Langkah ini sekaligus mengubah posisi Indonesia dari yang awalnya hanya sebagai “pedagang karbon” menjadi arsitek ecological finance global yang berbasis pemulihan.
Formula ini terbilang menarik karena emas menawarkan stabilitas serta kredibilitas reserve system saat berubah menjadi tokenised assets berbasis emas domestik, sedangkan aset karbon menawarkan pertumbuhan nilai yang berbasis ekonomi hijau dan ESG.
Investor akan memperoleh kombinasi antara keamanan aset nyata dan prospek ecological yield di masa depan.
Meski demikian, keberhasilan skema ini sangat bergantung pada tata kelola yang kuat.
Pasar karbon dunia saat ini sangat sensitif terhadap isu greenwashing, rekayasa data, serta permanence risk.
Oleh karena itu, Indonesia wajib membangun sistem MRV mandiri, audit yang transparan, buffer reserve, sekaligus jaminan perlindungan bagi warga lokal serta kelompok masyarakat adat.
Hal yang paling esensial, pencairan nilai ekonomi dari sumber daya alam dan aset karbon tidak boleh hanya menjadi alat finansial kelompok elite.
Merujuk pada Pasal 33 dan Pasal 34 UUD 1945, kekayaan alam tanah air wajib digunakan sebesar-besarnya untuk kemakmuran rakyat serta kesejahteraan sosial.
Oleh sebab itu, sebagian keuntungan ekonomi dari sekuritisasi aset emas dan karbon wajib dialokasikan untuk pemulihan lahan pedesaan, penguatan kapasitas petani, penyediaan lapangan kerja hijau, kemajuan koperasi, kedaulatan pangan, hingga jaminan sosial bagi kelompok masyarakat yang rentan.

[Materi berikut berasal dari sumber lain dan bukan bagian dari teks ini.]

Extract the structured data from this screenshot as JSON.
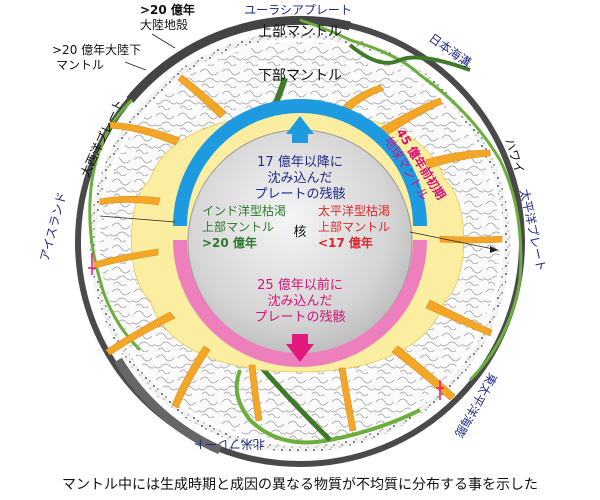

Dari sudut pandang Dewan Nasional Indonesia untuk Kesejahteraan Sosial (DNIKS), jalan ini dapat memelopori asas baru “Natural Capital for Social Welfare”, yaitu menempatkan kekayaan alam serta daya tampung ekologis Indonesia sebagai sumber pendanaan kesejahteraan masyarakat secara berkelanjutan.
Indonesia memiliki posisi yang unik dalam konstelasi ekonomi dunia.
Jarang ada negara yang mempunyai kombinasi cadangan mineral strategis sekaligus ruang carbon sink tropis seluas Indonesia.
Jika dikelola dengan cara yang visioner, Indonesia tidak sekadar menjadi penjual sumber daya alam, melainkan juga pelopor sovereign ecological finance di kawasan Global South.
Pada akhirnya, Indonesia berpeluang menjadi negara terdepan yang menempatkan emas dan karbon bukan sekadar komoditas ekspor, tetapi sebagai pilar baru bagi kesejahteraan nasional menyongsong Indonesia Emas 2045.